Every day, our brain is the scene of an immense tug-o-war between

  1. our conscious mind, the prefrontal cortex, and
  2. our subconscious mind, the limbic system.

Sometimes, they work brilliantly together: our conscious perceptions and thoughts mapped neatly and agreeably against information stored in our subconscious, and all is well. Simple things, like you arrive at work, and everything is in its place – or at least where you left it. More complex things, like you need to generate new ideas to solve a sales challenge, and they just come to you easily.

Other times, the conscious and subconscious minds are at odds. You consciously know that expressing your frustration with a colleague is unlikely to have a constructive outcome – but you can’t help yourself! Or you’ve just made the same mistake again – and you don’t know why!

The prefrontal cortex is your weapon of choice when you need to consciously think about what you’re doing, tackle something new or analyse or interpret information. But as mentioned in the last post, the prefrontal cortex is small and limited in its daily capacity, and after a few hours of solid use, it just runs out. But there is a very powerful backup system that can step in anytime anywhere that will happily, reliably and – here’s the thing – subconciously, take over: enter the limbic system.
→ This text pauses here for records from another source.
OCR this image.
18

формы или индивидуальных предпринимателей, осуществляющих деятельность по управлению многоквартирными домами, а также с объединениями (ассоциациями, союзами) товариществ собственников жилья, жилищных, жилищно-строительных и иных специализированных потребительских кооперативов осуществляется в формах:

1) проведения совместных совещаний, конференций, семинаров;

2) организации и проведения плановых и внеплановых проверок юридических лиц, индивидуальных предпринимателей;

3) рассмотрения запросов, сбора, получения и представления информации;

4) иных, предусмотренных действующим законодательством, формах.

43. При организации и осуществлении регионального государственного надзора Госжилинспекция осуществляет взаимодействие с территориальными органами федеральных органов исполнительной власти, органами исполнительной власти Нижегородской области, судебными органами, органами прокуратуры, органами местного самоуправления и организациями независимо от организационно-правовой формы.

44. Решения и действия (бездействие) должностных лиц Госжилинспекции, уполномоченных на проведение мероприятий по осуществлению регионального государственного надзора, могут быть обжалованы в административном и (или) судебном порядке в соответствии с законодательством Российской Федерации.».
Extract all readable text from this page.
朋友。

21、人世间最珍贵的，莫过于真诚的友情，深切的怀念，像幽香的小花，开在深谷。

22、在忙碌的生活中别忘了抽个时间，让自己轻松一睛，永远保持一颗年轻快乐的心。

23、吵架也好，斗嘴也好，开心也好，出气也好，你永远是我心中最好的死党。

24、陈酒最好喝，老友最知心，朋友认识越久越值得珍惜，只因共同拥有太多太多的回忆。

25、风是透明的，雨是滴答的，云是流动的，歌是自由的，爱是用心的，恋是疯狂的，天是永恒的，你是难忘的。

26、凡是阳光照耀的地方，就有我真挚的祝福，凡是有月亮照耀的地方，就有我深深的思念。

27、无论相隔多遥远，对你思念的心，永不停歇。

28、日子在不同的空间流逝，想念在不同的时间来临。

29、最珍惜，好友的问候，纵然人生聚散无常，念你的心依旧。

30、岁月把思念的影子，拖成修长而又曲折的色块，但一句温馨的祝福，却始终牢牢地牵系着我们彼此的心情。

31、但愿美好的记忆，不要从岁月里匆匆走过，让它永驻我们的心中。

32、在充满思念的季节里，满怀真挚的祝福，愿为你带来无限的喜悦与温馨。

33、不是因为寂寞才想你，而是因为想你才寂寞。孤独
Your brain actually prefers the limbic system – it would really rather you didn’t consciously think so hard at all! The limbic system runs millions of neural maps that you’ve constructed throughout your life, that do the thinking for you. Your brain likes to limit the energy consumed, and the most efficient way to do that, is to turn the prefrontal cortex down and send in the super-efficient limbic system.

So the reality is, even though you think you’re thinking, most of the time you are actually drawing on pre-programmed responses to known situations. Thinking is a bit of an illusion. Don’t panic: the limbic system is pretty good at its job – but be aware. Your desire to just do what you’ve always done before rather than stop, consider and explore alternatives is your compelling limbic machinery powerfully pushing you to do rather than think – and that may not be the best result all of the time.